Раздавленная увольнением, Тамара хоть и просила Надежду прийти, чтобы «посоветоваться», но на самом-то деле хотела выговориться. И попросить подругу, имевшую в силу профессии массу знакомств по всей Москве, о помощи с трудоустройством. Меньше всего Панкратова нуждалась сейчас в нотациях типа: «Я же тебе говорила, я же тебя предупреждала!» Но просьбы Кузнецова порой предпочитала трактовать буквально. Просила совет? Получай.
— Я сколько уговаривала тебя бросить эту госснабовскую богадельню? — хладнокровно сыпала она соль на свежие раны подруги. — Предупреждала, что добром не кончится? Предупреждала. Ты не слушала, вот и дотерпелась. Значит, не ныть надо, а делать конструктивные выводы. Не обижайся, Том. Понимаю: можно жалеть того, у кого ничего нет. Кому вдруг крупно не повезло. Дом, допустим, сгорел. Но совсем иное, когда, как ты, желают помирать от голода непременно при золотом унитазе!
Тамара из-за безденежья питалась весьма скудно, а сегодня от нервотрепки даже обычную свою малость забыла съесть. Поэтому после душа, смывшего большую часть горя, и двух бокалов «Мартини» ее повело. В голове появилась приятная пустота, и серьезность подруги показалась забавной.
— Да где ж ты такой, золотой, у меня видала?
— Это я образно. О твоих способностях. И о том, что если все время твердить себе: везде плохо, плохо, плохо — то так и будет!
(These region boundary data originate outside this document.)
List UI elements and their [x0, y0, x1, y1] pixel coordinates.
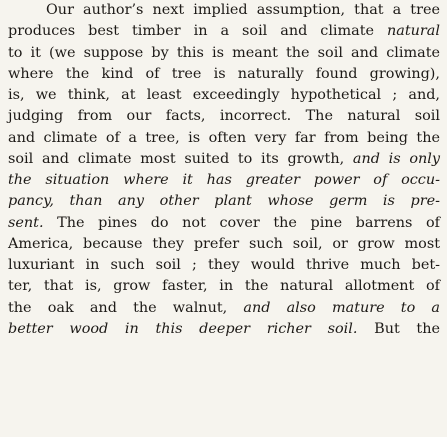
text-line-14: [8, 276, 440, 297]
text-run: But the: [357, 320, 440, 337]
italic-run: better wood in this deeper richer soil.: [8, 320, 358, 337]
italic-run: pancy, than any other plant whose germ is pre-: [8, 193, 440, 210]
text-run: judging from our facts, incorrect. The natural soil: [8, 108, 440, 125]
text-line-11: [8, 213, 440, 234]
text-line-12: [8, 234, 440, 255]
text-line-10: [8, 191, 440, 212]
text-run: Our author’s next implied assumption, that a tree: [46, 2, 440, 18]
text-line-13: [8, 255, 440, 276]
italic-run: and is only: [352, 150, 440, 167]
text-run: is, we think, at least exceedingly hypothetical ; and,: [8, 87, 440, 103]
text-line-7: [8, 128, 440, 149]
text-run: produces best timber in a soil and climate: [8, 23, 388, 40]
text-line-9: [8, 170, 440, 191]
text-line-3: [8, 43, 440, 64]
text-line-4: [8, 64, 440, 85]
paragraph: [8, 0, 440, 340]
italic-run: the situation where it has greater power of occu-: [8, 172, 440, 188]
text-line-8: [8, 149, 440, 170]
text-run: where the kind of tree is naturally found growing),: [8, 65, 440, 82]
text-run: to it (we suppose by this is meant the soil and climate: [8, 44, 440, 61]
text-run: ter, that is, grow faster, in the natural allotment of: [8, 278, 440, 295]
text-line-5: [8, 85, 440, 106]
text-line-6: [8, 106, 440, 127]
italic-run: sent.: [8, 214, 44, 231]
text-run: luxuriant in such soil ; they would thrive much bet-: [8, 257, 440, 273]
text-run: and climate of a tree, is often very far from being the: [8, 129, 440, 146]
text-run: soil and climate most suited to its growth,: [8, 150, 353, 167]
text-run: the oak and the walnut,: [8, 299, 244, 316]
text-line-1: [8, 0, 440, 21]
text-run: The pines do not cover the pine barrens of: [43, 214, 440, 231]
text-line-2: [8, 21, 440, 42]
text-run: America, because they prefer such soil, or grow most: [8, 235, 440, 252]
italic-run: and also mature to a: [243, 299, 440, 316]
text-line-15: [8, 298, 440, 319]
italic-run: natural: [387, 23, 440, 40]
text-line-16: [8, 319, 440, 340]
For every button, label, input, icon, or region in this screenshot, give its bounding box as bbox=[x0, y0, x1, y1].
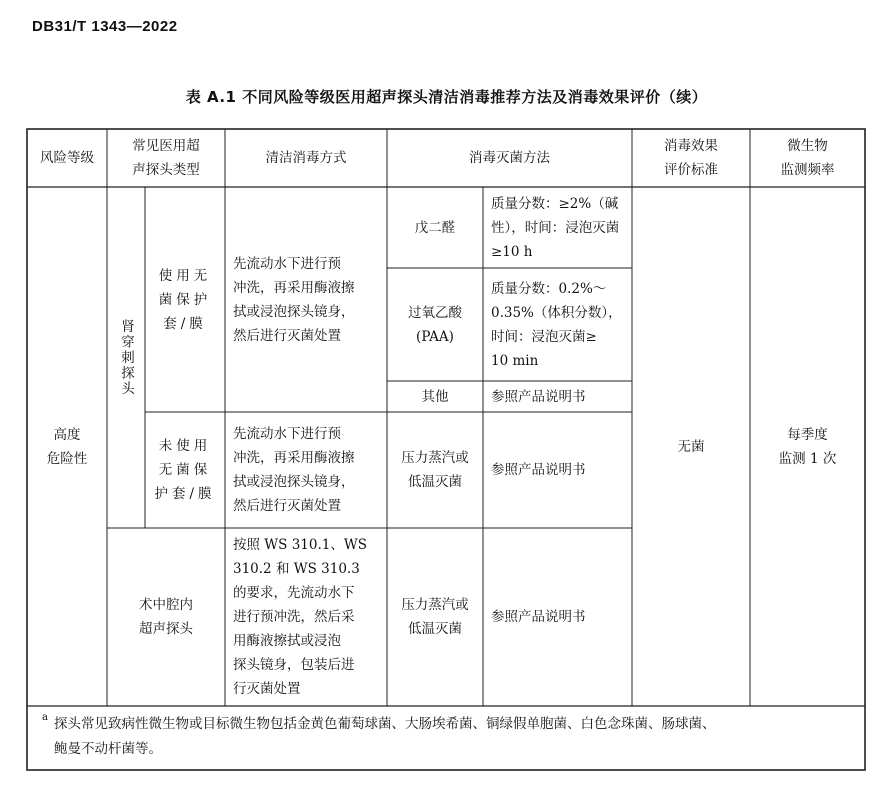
method-3-detail-cell: 参照产品说明书 bbox=[491, 388, 586, 405]
header-criteria: 消毒效果 评价标准 bbox=[664, 138, 718, 178]
probe-group-cell bbox=[107, 187, 145, 528]
header-frequency: 微生物 监测频率 bbox=[780, 138, 835, 178]
header-method: 消毒灭菌方法 bbox=[469, 150, 550, 166]
risk-level-cell: 高度 危险性 bbox=[46, 426, 88, 467]
footnote-text: 探头常见致病性微生物或目标微生物包括金黄色葡萄球菌、大肠埃希菌、铜绿假单胞菌、白色念珠菌、肠球菌、 鲍曼不动杆菌等。 bbox=[54, 716, 716, 757]
probe-type-3-cell: 术中腔内 超声探头 bbox=[139, 597, 193, 637]
method-3-cell: 其他 bbox=[421, 388, 449, 405]
cleaning-2-cell: 先流动水下进行预 冲洗，再采用酶液擦 拭或浸泡探头镜身， 然后进行灭菌处置 bbox=[233, 426, 355, 514]
method-4-cell: 压力蒸汽或 低温灭菌 bbox=[401, 450, 469, 490]
method-2-cell: 过氧乙酸 (PAA) bbox=[408, 304, 462, 345]
method-5-cell: 压力蒸汽或 低温灭菌 bbox=[401, 597, 469, 637]
criteria-cell: 无菌 bbox=[677, 438, 705, 455]
header-probe-type: 常见医用超 声探头类型 bbox=[132, 138, 200, 178]
probe-group-label: 肾穿刺探头 bbox=[118, 318, 134, 397]
footnote-mark: a bbox=[42, 712, 48, 723]
sub-type-2-cell: 未使用 无菌保 护套/膜 bbox=[154, 438, 216, 502]
frequency-cell: 每季度 监测 1 次 bbox=[778, 426, 837, 467]
sub-type-1-cell: 使用无 菌保护 套/膜 bbox=[158, 267, 212, 332]
header-cleaning: 清洁消毒方式 bbox=[265, 150, 347, 166]
method-1-detail-cell: 质量分数：≥2%（碱 性），时间：浸泡灭菌 ≥10 h bbox=[491, 195, 620, 260]
method-4-detail-cell: 参照产品说明书 bbox=[491, 462, 586, 478]
table-title: 表 A.1 不同风险等级医用超声探头清洁消毒推荐方法及消毒效果评价（续） bbox=[185, 88, 708, 106]
cleaning-1-cell: 先流动水下进行预 冲洗，再采用酶液擦 拭或浸泡探头镜身， 然后进行灭菌处置 bbox=[233, 255, 355, 344]
method-1-cell: 戊二醛 bbox=[414, 219, 456, 236]
method-5-detail-cell: 参照产品说明书 bbox=[491, 609, 586, 625]
cleaning-3-cell: 按照 WS 310.1、WS 310.2 和 WS 310.3 的要求，先流动水下 进行预冲洗，然后采 用酶液擦拭或浸泡 探头镜身，包装后进 行灭菌处置 bbox=[233, 537, 367, 697]
method-2-detail-cell: 质量分数：0.2%～ 0.35%（体积分数）， 时间：浸泡灭菌≥ 10 min bbox=[491, 280, 622, 369]
document-code: DB31/T 1343—2022 bbox=[32, 18, 178, 35]
header-risk-level: 风险等级 bbox=[40, 150, 94, 166]
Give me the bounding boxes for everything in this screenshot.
Про это Тамара действительно слышала от нее уже — не раз. Надежда сменила немало фирм и занятий, пока, став страховым агентом, обрела призвание. Величала она себя финансовым консультантом и профессию свою обожала. Считала ее единственным честным и даже святым делом, которое не только помогает людям, но еще и дает прилично зарабатывать, не кривя душой. Она прожужжала Панкратовой уши, уговаривая перейти в свою фирму. Полагая, что и сейчас на нее обрушится водопад знакомых аргументов, Тамара заскучала. Но Кузнецова пренебрегла привычной колеей:
— В душу плюют, когда ты это позволяешь. И я рада, что тебя выперли из «Снабсбыта». Да, рада! За тебя. Наконец-то ты вырвалась из этого болота. Давно было пора.
— Ты не так громко, Зайка недавно легла… — Тамара напомнила о дочери, чтобы прервать упреки. Потому что обиделась: уж единственная подруга могла бы и посочувствовать. — Нет, так нельзя. А если все будут бегать, как крысы с корабля?
— Вот всем и будет хорошо, — воскликнула Надя шепотом. — Я бы еще поняла, если б ты была врачом или учителем. Те хоть, когда терпят, людей спасают. Но в конторе, где блатняк на блатняке! И вообще, я думаю, что ты мухлюешь. Не из-за коллектива ты там торчала. А из-за Олега своего. Все надеялась, что у него совесть проснется и он вспомнит о тебе. Ждала, как потерявшийся ребенок.